シアンもその戦い方を見てそう思った。銃撃戦で言えば下手な鉄砲あたる戦法。ただ闇雲に斬りかかってるだけ。


(コバルト、どうしちゃったの?あなた、そんな戦い方じゃ)


ピュアが心配そうにその様子を見守る。いったいいつまで同じことを続けるのか?


ネイビーは呆れ果てて、もはや避けるのも億劫になってる時に、コバルトは一旦手を止めてネイビーの様子を伺った。ネイビーはへらへらとコバルトを見ながらこう言った。
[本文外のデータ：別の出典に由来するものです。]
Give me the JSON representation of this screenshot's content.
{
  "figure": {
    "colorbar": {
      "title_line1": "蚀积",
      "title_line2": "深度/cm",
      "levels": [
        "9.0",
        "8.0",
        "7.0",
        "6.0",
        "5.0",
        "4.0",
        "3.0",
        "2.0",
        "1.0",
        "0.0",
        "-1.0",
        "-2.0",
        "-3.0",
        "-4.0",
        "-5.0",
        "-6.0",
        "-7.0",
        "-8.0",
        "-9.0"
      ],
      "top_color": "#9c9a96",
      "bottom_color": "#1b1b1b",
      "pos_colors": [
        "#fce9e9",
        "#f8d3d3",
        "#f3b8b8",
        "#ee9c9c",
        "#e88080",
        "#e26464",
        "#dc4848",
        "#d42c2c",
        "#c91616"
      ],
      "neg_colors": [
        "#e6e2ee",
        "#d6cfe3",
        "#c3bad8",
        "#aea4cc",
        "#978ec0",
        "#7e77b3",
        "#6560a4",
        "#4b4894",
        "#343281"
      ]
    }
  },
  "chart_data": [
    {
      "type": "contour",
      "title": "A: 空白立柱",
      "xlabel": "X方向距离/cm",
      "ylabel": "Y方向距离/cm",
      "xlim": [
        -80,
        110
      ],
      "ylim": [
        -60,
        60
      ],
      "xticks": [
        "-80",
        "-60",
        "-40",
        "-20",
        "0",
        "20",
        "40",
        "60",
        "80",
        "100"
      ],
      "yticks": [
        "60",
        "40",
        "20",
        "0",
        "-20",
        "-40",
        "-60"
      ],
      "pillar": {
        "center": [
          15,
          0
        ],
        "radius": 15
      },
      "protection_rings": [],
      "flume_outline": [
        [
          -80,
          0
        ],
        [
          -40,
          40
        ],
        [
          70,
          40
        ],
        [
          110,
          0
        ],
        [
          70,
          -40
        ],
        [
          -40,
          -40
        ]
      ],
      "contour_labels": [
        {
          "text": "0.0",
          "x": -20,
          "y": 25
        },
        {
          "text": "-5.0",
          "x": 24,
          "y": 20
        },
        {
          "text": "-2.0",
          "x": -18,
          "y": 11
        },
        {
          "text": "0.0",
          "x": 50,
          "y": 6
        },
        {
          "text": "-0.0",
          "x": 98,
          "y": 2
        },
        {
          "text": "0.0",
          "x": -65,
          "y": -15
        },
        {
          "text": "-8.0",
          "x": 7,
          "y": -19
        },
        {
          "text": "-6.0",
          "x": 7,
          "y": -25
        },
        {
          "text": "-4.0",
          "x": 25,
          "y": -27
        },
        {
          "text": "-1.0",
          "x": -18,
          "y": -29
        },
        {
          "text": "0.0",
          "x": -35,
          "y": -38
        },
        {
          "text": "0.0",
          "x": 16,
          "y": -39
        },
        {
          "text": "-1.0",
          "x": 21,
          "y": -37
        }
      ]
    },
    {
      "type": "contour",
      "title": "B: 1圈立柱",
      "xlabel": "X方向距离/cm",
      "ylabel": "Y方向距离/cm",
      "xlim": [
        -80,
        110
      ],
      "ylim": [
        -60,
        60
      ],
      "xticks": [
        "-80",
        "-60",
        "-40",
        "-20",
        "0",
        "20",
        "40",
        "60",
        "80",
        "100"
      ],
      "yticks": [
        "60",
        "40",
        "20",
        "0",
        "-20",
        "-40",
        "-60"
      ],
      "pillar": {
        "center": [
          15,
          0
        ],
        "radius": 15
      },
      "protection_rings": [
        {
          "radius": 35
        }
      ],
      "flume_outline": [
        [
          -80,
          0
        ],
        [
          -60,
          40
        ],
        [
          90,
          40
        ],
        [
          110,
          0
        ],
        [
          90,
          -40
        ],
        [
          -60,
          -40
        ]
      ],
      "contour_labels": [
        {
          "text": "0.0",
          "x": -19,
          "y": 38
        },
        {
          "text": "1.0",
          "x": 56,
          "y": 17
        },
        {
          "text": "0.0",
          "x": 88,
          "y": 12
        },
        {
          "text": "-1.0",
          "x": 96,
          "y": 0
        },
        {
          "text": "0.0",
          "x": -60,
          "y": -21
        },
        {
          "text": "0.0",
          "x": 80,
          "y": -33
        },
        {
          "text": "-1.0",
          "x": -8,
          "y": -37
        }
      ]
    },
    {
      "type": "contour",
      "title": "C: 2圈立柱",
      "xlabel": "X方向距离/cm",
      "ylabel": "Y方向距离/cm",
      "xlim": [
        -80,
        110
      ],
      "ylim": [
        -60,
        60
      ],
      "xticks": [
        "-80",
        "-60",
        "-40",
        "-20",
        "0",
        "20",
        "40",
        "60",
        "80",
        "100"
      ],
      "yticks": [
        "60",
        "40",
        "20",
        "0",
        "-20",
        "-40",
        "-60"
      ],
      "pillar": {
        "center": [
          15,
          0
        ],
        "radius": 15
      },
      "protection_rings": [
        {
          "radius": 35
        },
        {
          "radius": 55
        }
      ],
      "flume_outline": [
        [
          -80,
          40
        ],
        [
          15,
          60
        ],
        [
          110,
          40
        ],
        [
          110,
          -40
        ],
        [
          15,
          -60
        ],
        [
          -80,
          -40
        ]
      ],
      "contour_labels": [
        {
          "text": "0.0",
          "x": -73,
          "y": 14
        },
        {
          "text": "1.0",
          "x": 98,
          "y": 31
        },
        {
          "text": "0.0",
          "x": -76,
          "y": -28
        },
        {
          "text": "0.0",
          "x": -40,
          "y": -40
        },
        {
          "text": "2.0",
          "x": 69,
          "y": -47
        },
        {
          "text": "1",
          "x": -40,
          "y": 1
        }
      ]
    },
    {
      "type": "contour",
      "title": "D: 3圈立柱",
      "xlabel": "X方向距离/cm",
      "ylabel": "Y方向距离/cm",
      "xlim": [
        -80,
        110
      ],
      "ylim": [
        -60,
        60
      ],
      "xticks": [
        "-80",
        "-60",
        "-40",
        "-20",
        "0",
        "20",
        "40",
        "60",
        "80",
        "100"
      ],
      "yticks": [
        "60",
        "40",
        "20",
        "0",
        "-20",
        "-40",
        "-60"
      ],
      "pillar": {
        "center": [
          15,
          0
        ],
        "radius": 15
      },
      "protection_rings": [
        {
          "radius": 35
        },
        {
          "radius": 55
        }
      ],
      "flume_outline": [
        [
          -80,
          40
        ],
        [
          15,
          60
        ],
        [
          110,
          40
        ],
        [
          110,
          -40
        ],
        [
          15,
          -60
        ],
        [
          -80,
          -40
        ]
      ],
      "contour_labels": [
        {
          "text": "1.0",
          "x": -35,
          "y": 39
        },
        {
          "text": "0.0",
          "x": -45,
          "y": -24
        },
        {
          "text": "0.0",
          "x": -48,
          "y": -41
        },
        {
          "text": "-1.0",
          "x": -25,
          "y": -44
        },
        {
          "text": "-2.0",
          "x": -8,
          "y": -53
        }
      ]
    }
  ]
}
「どうした?コバルト、もうおしまいか?まあ、そんな攻撃の仕方では一生かかっても私は倒せんがな。見るところによると、お前、その羽は鳩の羽だな。ハハハ、鳩が私に勝てるとでも?私はガルーダの化身よ。その私に挑むなんざ100年早い」


ネイビーがそういうと次の瞬間、コバルトはまたネイビーに向かって駆け出した。また同じ単調な攻撃か、とネイビーは思ったが、ネイビーに近づいた途端、コバルトは上に向かって剣を放り投げた。


ネイビーが驚いて上を見上げる。なんだ?何をした?上を見ている瞬間、コバルトの右ハイキックがネイビーの脇腹に炸裂する。


「ぐはぁ!」


ネイビーはコバルトに蹴りを入れられると、血を吐き、吹き飛んだ。そして地べたに倒れ込んだ。


「は、入った!一発はいった!先にコバルトが一発入れた!」


シアンが驚いてそう叫んだ。なるほど、闇雲に剣を振り回していたのはネイビーを油断させて、そしてまた同じ攻撃をすると思わせておいて、剣を上に放っている間に蹴りで一撃を入れるためだったのか、コバルト、やるな。


それにしてもなぜあんな発想ができるのだ?鳥族に。むしろあれは悪魔族のような頭のいい種族にしか考えられないような戦術だ。そんな風にシアンは考えていた。